Santa brought me a chair for Christmas, where I am sitting right now as I type (though possibly not as you read). It’s my favourite chair, an exact replica of the chair I had back in LA. It is a PoƤng chair from IKEA, my favourite chair from my favourite home furnishings supplier.

Despite its many shortcomings, IKEA holds a special place in my heart. It may be like one’s first girlfriend or first car, simply that it was first furniture store in my way when I needed to furnish a space. It could be because it was the cheapest place in town to get breakfast while I was a destitute postgrad. But I think it was because I really enjoy putting things together, making IKEA the drug pusher to my inner crack whore. After putting together my own stuff during postgrad, I pounced on any opportunity to put my friends’ stuff together whenever they furnished a new space. With each bookshelf, bed, chair, or stereo cabinet I pieced together, I noticed a pattern emerging.

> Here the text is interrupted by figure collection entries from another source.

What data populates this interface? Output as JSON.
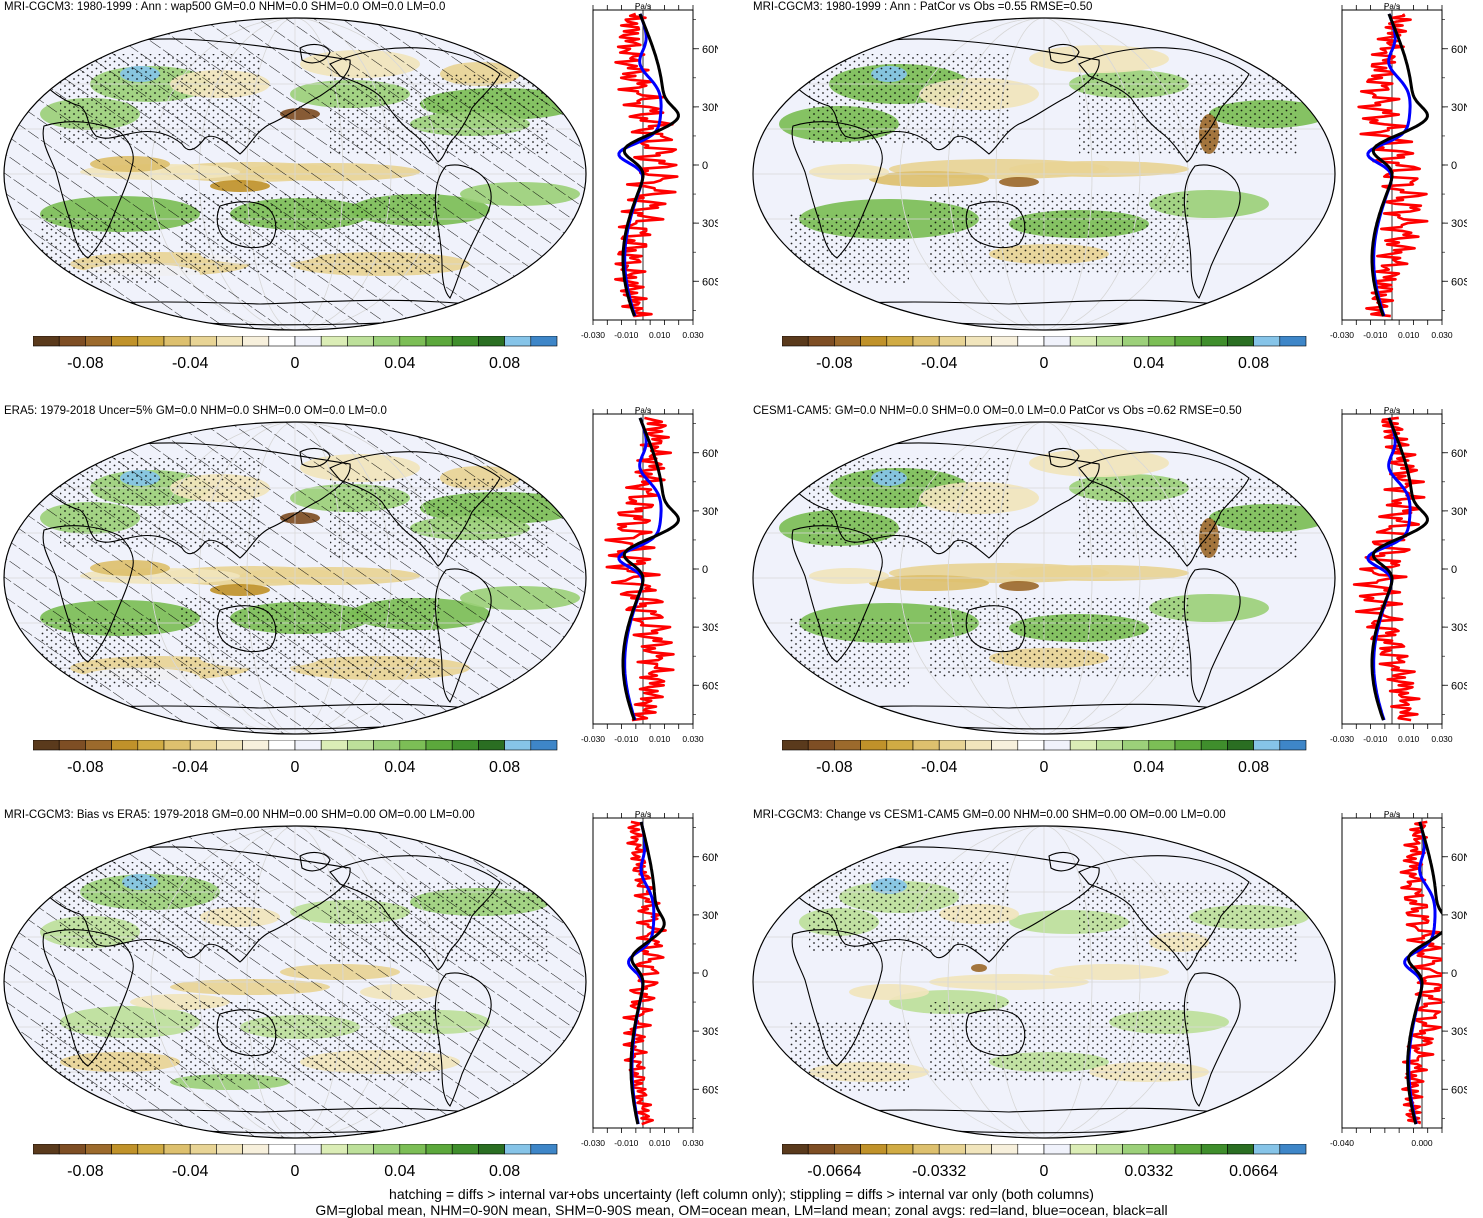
{
  "colors": {
    "land_line": "#000000",
    "zonal_land": "#ff0000",
    "zonal_ocean": "#0000ff",
    "zonal_all": "#000000",
    "palette": [
      "#5a3a1c",
      "#7e4e24",
      "#9c6a2c",
      "#c0922a",
      "#d0ab44",
      "#ddc06e",
      "#e8d495",
      "#f1e5bc",
      "#f7f0dc",
      "#ffffff",
      "#f0f2fb",
      "#dbedb6",
      "#bde09a",
      "#9cd07a",
      "#7cbe56",
      "#5ca83c",
      "#3f8e2c",
      "#2a6e22",
      "#86c4e8",
      "#3e86c8"
    ]
  },
  "panels": [
    {
      "id": "mri-cgcm3",
      "title": "MRI-CGCM3: 1980-1999 : Ann : wap500 GM=0.0 NHM=0.0 SHM=0.0 OM=0.0 LM=0.0",
      "hatching": true,
      "zonal_unit": "Pa/s",
      "zonal_xlim": [
        -0.03,
        0.03
      ],
      "zonal_xtick_labels": [
        "-0.030",
        "-0.010",
        "0.010",
        "0.030"
      ],
      "lat_labels": [
        "60N",
        "30N",
        "0",
        "30S",
        "60S"
      ],
      "colorbar_labels": [
        "-0.08",
        "-0.04",
        "0",
        "0.04",
        "0.08"
      ]
    },
    {
      "id": "mri-cgcm3-vs-obs",
      "title": "MRI-CGCM3: 1980-1999 : Ann : PatCor vs Obs =0.55 RMSE=0.50",
      "hatching": false,
      "zonal_unit": "Pa/s",
      "zonal_xlim": [
        -0.03,
        0.03
      ],
      "zonal_xtick_labels": [
        "-0.030",
        "-0.010",
        "0.010",
        "0.030"
      ],
      "lat_labels": [
        "60N",
        "30N",
        "0",
        "30S",
        "60S"
      ],
      "colorbar_labels": [
        "-0.08",
        "-0.04",
        "0",
        "0.04",
        "0.08"
      ]
    },
    {
      "id": "era5",
      "title": "ERA5: 1979-2018 Uncer=5% GM=0.0 NHM=0.0 SHM=0.0 OM=0.0 LM=0.0",
      "hatching": true,
      "zonal_unit": "Pa/s",
      "zonal_xlim": [
        -0.03,
        0.03
      ],
      "zonal_xtick_labels": [
        "-0.030",
        "-0.010",
        "0.010",
        "0.030"
      ],
      "lat_labels": [
        "60N",
        "30N",
        "0",
        "30S",
        "60S"
      ],
      "colorbar_labels": [
        "-0.08",
        "-0.04",
        "0",
        "0.04",
        "0.08"
      ]
    },
    {
      "id": "cesm1-cam5",
      "title": "CESM1-CAM5: GM=0.0 NHM=0.0 SHM=0.0 OM=0.0 LM=0.0 PatCor vs Obs =0.62 RMSE=0.50",
      "hatching": false,
      "zonal_unit": "Pa/s",
      "zonal_xlim": [
        -0.03,
        0.03
      ],
      "zonal_xtick_labels": [
        "-0.030",
        "-0.010",
        "0.010",
        "0.030"
      ],
      "lat_labels": [
        "60N",
        "30N",
        "0",
        "30S",
        "60S"
      ],
      "colorbar_labels": [
        "-0.08",
        "-0.04",
        "0",
        "0.04",
        "0.08"
      ]
    },
    {
      "id": "mri-bias-vs-era5",
      "title": "MRI-CGCM3: Bias vs ERA5: 1979-2018 GM=0.00 NHM=0.00 SHM=0.00 OM=0.00 LM=0.00",
      "hatching": true,
      "zonal_unit": "Pa/s",
      "zonal_xlim": [
        -0.03,
        0.03
      ],
      "zonal_xtick_labels": [
        "-0.030",
        "-0.010",
        "0.010",
        "0.030"
      ],
      "lat_labels": [
        "60N",
        "30N",
        "0",
        "30S",
        "60S"
      ],
      "colorbar_labels": [
        "-0.08",
        "-0.04",
        "0",
        "0.04",
        "0.08"
      ]
    },
    {
      "id": "mri-change-vs-cesm1",
      "title": "MRI-CGCM3: Change vs CESM1-CAM5 GM=0.00 NHM=0.00 SHM=0.00 OM=0.00 LM=0.00",
      "hatching": false,
      "zonal_unit": "Pa/s",
      "zonal_xlim": [
        -0.04,
        0.01
      ],
      "zonal_xtick_labels": [
        "-0.040",
        "0.000"
      ],
      "lat_labels": [
        "60N",
        "30N",
        "0",
        "30S",
        "60S"
      ],
      "colorbar_labels": [
        "-0.0664",
        "-0.0332",
        "0",
        "0.0332",
        "0.0664"
      ]
    }
  ],
  "footer": {
    "line1": "hatching = diffs > internal var+obs uncertainty (left column only); stippling = diffs > internal var only (both columns)",
    "line2": "GM=global mean, NHM=0-90N mean, SHM=0-90S mean, OM=ocean mean, LM=land mean; zonal avgs: red=land, blue=ocean, black=all"
  }
}
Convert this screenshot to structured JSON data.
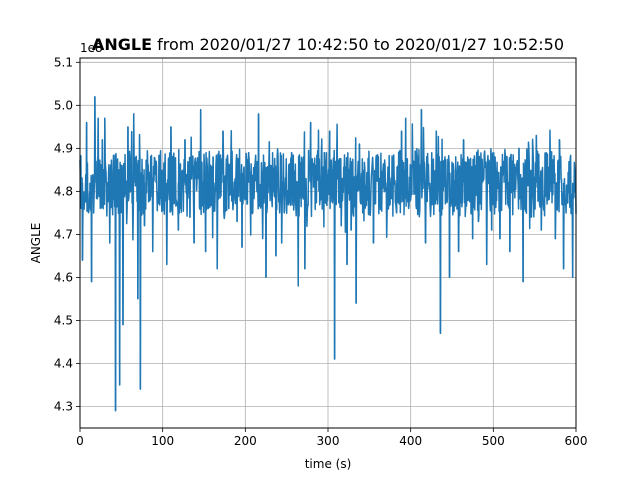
{
  "chart_data": {
    "type": "line",
    "title_bold": "ANGLE",
    "title_rest": " from 2020/01/27 10:42:50 to 2020/01/27 10:52:50",
    "xlabel": "time (s)",
    "ylabel": "ANGLE",
    "offset_label": "1e8",
    "xlim": [
      0,
      600
    ],
    "ylim": [
      4.25,
      5.11
    ],
    "xticks": [
      0,
      100,
      200,
      300,
      400,
      500,
      600
    ],
    "yticks": [
      4.3,
      4.4,
      4.5,
      4.6,
      4.7,
      4.8,
      4.9,
      5.0,
      5.1
    ],
    "xtick_labels": [
      "0",
      "100",
      "200",
      "300",
      "400",
      "500",
      "600"
    ],
    "ytick_labels": [
      "4.3",
      "4.4",
      "4.5",
      "4.6",
      "4.7",
      "4.8",
      "4.9",
      "5.0",
      "5.1"
    ],
    "grid": true,
    "series": [
      {
        "color": "#1f77b4",
        "band": {
          "center": 4.82,
          "low": 4.74,
          "high": 4.9
        },
        "spikes": [
          [
            3,
            4.64
          ],
          [
            8,
            4.96
          ],
          [
            12,
            4.77
          ],
          [
            14,
            4.59
          ],
          [
            18,
            5.02
          ],
          [
            22,
            4.97
          ],
          [
            27,
            4.92
          ],
          [
            30,
            4.97
          ],
          [
            36,
            4.68
          ],
          [
            43,
            4.29
          ],
          [
            48,
            4.35
          ],
          [
            52,
            4.49
          ],
          [
            58,
            4.95
          ],
          [
            62,
            4.83
          ],
          [
            65,
            4.98
          ],
          [
            70,
            4.55
          ],
          [
            73,
            4.34
          ],
          [
            78,
            4.72
          ],
          [
            85,
            4.78
          ],
          [
            88,
            4.66
          ],
          [
            92,
            4.87
          ],
          [
            105,
            4.63
          ],
          [
            110,
            4.95
          ],
          [
            119,
            4.71
          ],
          [
            127,
            4.92
          ],
          [
            133,
            4.74
          ],
          [
            138,
            4.68
          ],
          [
            146,
            4.99
          ],
          [
            152,
            4.66
          ],
          [
            155,
            4.76
          ],
          [
            161,
            4.88
          ],
          [
            166,
            4.62
          ],
          [
            173,
            4.94
          ],
          [
            180,
            4.76
          ],
          [
            187,
            4.79
          ],
          [
            190,
            4.73
          ],
          [
            196,
            4.67
          ],
          [
            204,
            4.89
          ],
          [
            216,
            4.98
          ],
          [
            220,
            4.84
          ],
          [
            225,
            4.6
          ],
          [
            231,
            4.86
          ],
          [
            237,
            4.65
          ],
          [
            244,
            4.68
          ],
          [
            248,
            4.79
          ],
          [
            256,
            4.89
          ],
          [
            264,
            4.58
          ],
          [
            272,
            4.62
          ],
          [
            279,
            4.96
          ],
          [
            285,
            4.86
          ],
          [
            291,
            4.78
          ],
          [
            298,
            4.89
          ],
          [
            302,
            4.94
          ],
          [
            308,
            4.41
          ],
          [
            316,
            4.72
          ],
          [
            323,
            4.63
          ],
          [
            328,
            4.71
          ],
          [
            334,
            4.54
          ],
          [
            338,
            4.91
          ],
          [
            342,
            4.75
          ],
          [
            348,
            4.78
          ],
          [
            355,
            4.68
          ],
          [
            362,
            4.83
          ],
          [
            370,
            4.8
          ],
          [
            375,
            4.77
          ],
          [
            383,
            4.75
          ],
          [
            389,
            4.94
          ],
          [
            394,
            4.97
          ],
          [
            401,
            4.86
          ],
          [
            407,
            4.76
          ],
          [
            413,
            4.99
          ],
          [
            418,
            4.68
          ],
          [
            425,
            4.8
          ],
          [
            431,
            4.94
          ],
          [
            436,
            4.47
          ],
          [
            441,
            4.87
          ],
          [
            447,
            4.6
          ],
          [
            452,
            4.85
          ],
          [
            458,
            4.66
          ],
          [
            464,
            4.92
          ],
          [
            470,
            4.79
          ],
          [
            475,
            4.69
          ],
          [
            482,
            4.73
          ],
          [
            487,
            4.84
          ],
          [
            492,
            4.63
          ],
          [
            498,
            4.71
          ],
          [
            502,
            4.88
          ],
          [
            508,
            4.69
          ],
          [
            513,
            4.87
          ],
          [
            520,
            4.66
          ],
          [
            525,
            4.8
          ],
          [
            531,
            4.9
          ],
          [
            536,
            4.59
          ],
          [
            541,
            4.83
          ],
          [
            546,
            4.74
          ],
          [
            552,
            4.93
          ],
          [
            558,
            4.71
          ],
          [
            564,
            4.89
          ],
          [
            570,
            4.8
          ],
          [
            575,
            4.69
          ],
          [
            580,
            4.92
          ],
          [
            585,
            4.62
          ],
          [
            592,
            4.84
          ],
          [
            596,
            4.6
          ]
        ]
      }
    ]
  }
}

It wasn’t that the directions were unclear, or all that difficult to follow. One doesn’t even need to be literate to make it through a set of IKEA directions. But with every piece save the three-piece wonders that one doesn’t need directions for, I noticed there was a point in every assembly process where I got stuck. It’s when I’m more than halfway but less than two-thirds done. It’s where the wheels come off. (Sometimes literally, in the case of a particularly sticky chest of drawers.) It’s the point when I look at the sad little man in the front of the directions and think that I, like the little man, might be able to solve all my problems by ringing IKEA and confessing that I have no idea how to proceed.

I call this the IKEA Point. I have gotten past it every time without having to ring IKEA, though it has sometimes required that I leave the room and have a cup of tea. Oddly enough, I have reached the IKEA Point in other sections of my life, and thanks to IKEA I have some confidence that I can get past it. I had a series of scares while working on my thesis and research proposals, for example, where I was convinced I would have to give up on LaTeX and retype everything in Microsoft Word. I got past it.

Lots of stuff in life doesn’t come with instructions, but some stuff does. Often those instructions are confusing, but it’s possible to get past it. Not a bad thing to remember, when facing down a room full of pine and you’re armed with only an allen wrench.